Mendiang Soebandrio Wakil Perdana Menteri/Menteri Luar Negeri era Orde Lama, pernah merasa dalam kebimbangan untuk mengungkap kebenaran sejarah menurut versinya. Ada keiklasan untuk melupakan masa lalu, namun di sisi lain banyak harapan agar ia menuliskan apa yang ia ketahui. Akhirnya, sebelum ia meninggal dunia pada 3 Juli 2004 akibat stroke, sebuah buku berjudul kesaksianku tentang G30S sudah ia tuntaskan. Buku itu menyebutkan sejarah versi Soeharto adalah dusta. Menurut Soebandrio, Soeharto terlibat dalam aksi berdarah G30S. “Soeharto secara matang merencanakan dan melakukan kudeta merangkak,” tulisnya. Soebandrio menegaskan, bukunya itu tidak dimaksudkan sebagai bentuk balas dendam.
Tentu tidak semua korban G30S bersikap seperti mendiang Soebandrio. Sebab, tragedi 56 tahun silam itu melibatkan jumlah manusia yang tidak sedikit. Sekitar tiga juta orang meninggal, belasan ribu dikirim ke pulau Buru, dan jutaan lainnya menerima perlakuan diskriminatif.
Orde Baru, yang dipimpin Soeharto, menciptakan perangkat hukum yang melegimitasi berbagai tindakan aniaya terhadap masyarakat dengan cap komunis pada waktu itu. Pengiriman ribuan orang ke pulau Buru, misalnya sebenarnya demi mengamankan rezim yang baru lahir agar menang dalam pemilihan umum pertama di era Orde Baru, pada tahun 1971. Seharusnya pemerintah sementara pengganti Soekarno menggelar pemilu pada tahun 1968, tapi karena Soeharto yang saat itu menjadi penanggung jawab keamanan-belum siap, hajatan demokrasi itu ditunda.
Mem-buru-kan ribuan orang itu, dengan kelasifikasi golongan “B”, disahkan dengan surat Panglima Komandan Operasi Keamanan dan Ketertiban (Pangkopkamtib) Nomor KEP 009/Kop-Kam/II/1969, yang ditanda tangani Maraden Panggabean atas nama Soeharto. Jaksa Agung yang bertanggungjawab kepada Pangkopkantib melengkapi aturan hukum lain untuk “melegalkan” penahanan di pulau buru pada tahun 1969-1979.

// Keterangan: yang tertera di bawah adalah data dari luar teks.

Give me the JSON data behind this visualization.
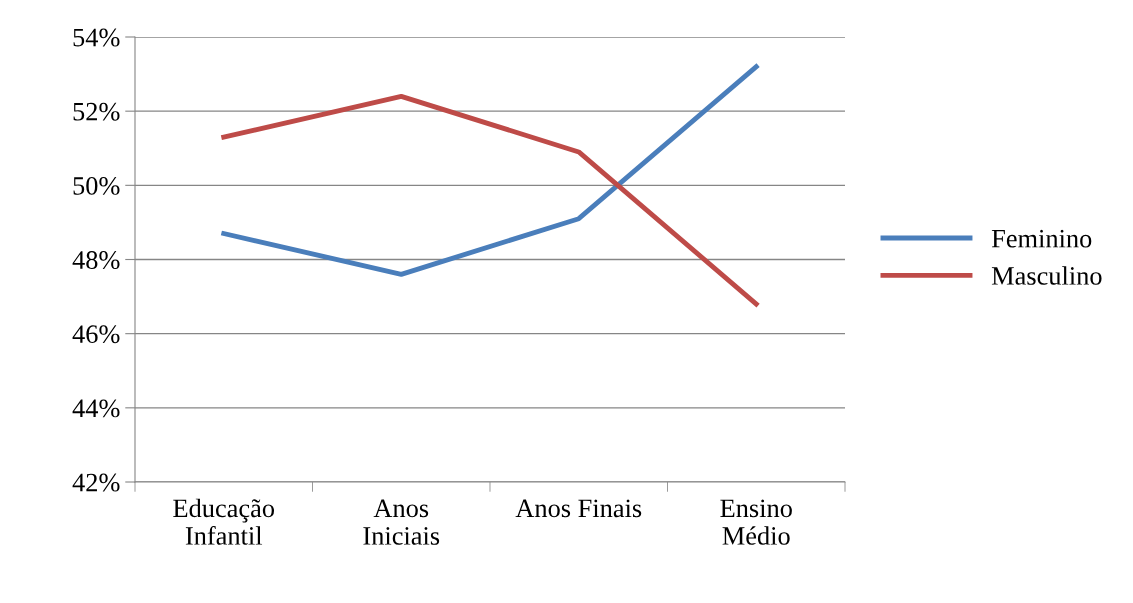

Ada pun golongan “C”, atau yang dianggap terpengaruh ideologi kiri, setelah ditahan mendapat “hukuman” dalam bermasyarakat, seperti dilarang menjadi pegawai negeri, menjadi anggota parlemen, bahkan ikut pemilihan umum. Pemerintah membakukan beberapa peraturan pembenaran diskriminasi itu, seperti Instruksi Menteri Dalam Negeri Nomor 32/1981, yang melarang orang yang berkaitan langsung atau tidak langsung dengan G30S menjadi pagawai negeri, tentara, pendeta, guru.
Bersalahkah Soeharto dalam tragedi 1965? Memang, terutama setelah reformasi, para korban “gempa politik” itu melakukan beberapa upaya hukum menuntut pemerintah-bukan Soeharto langsung-agar bertanggungjawab, dengan cara merehabilitasi nama dan memberikan ganti rugi. Tapi semua tuntutan itu kandas.
Komite Nasional Hak Asasi Manusia (Komnas-HAM) pun membentuk tim untuk menyelidiki pengiriman paksa ribuan orang ke pulau Buru, sebagai pelanggaran berat hak asasi manusia. Anggota Komnas HAM, MM Billah, membentuk tim dan membuat proposal. Tapi, ternyata, metodologi penyelidikan yang ditawarkan Billah tidak disetujui Dewan Perwakilan Rakyat (DPR) pada pertengahan tahun 2004.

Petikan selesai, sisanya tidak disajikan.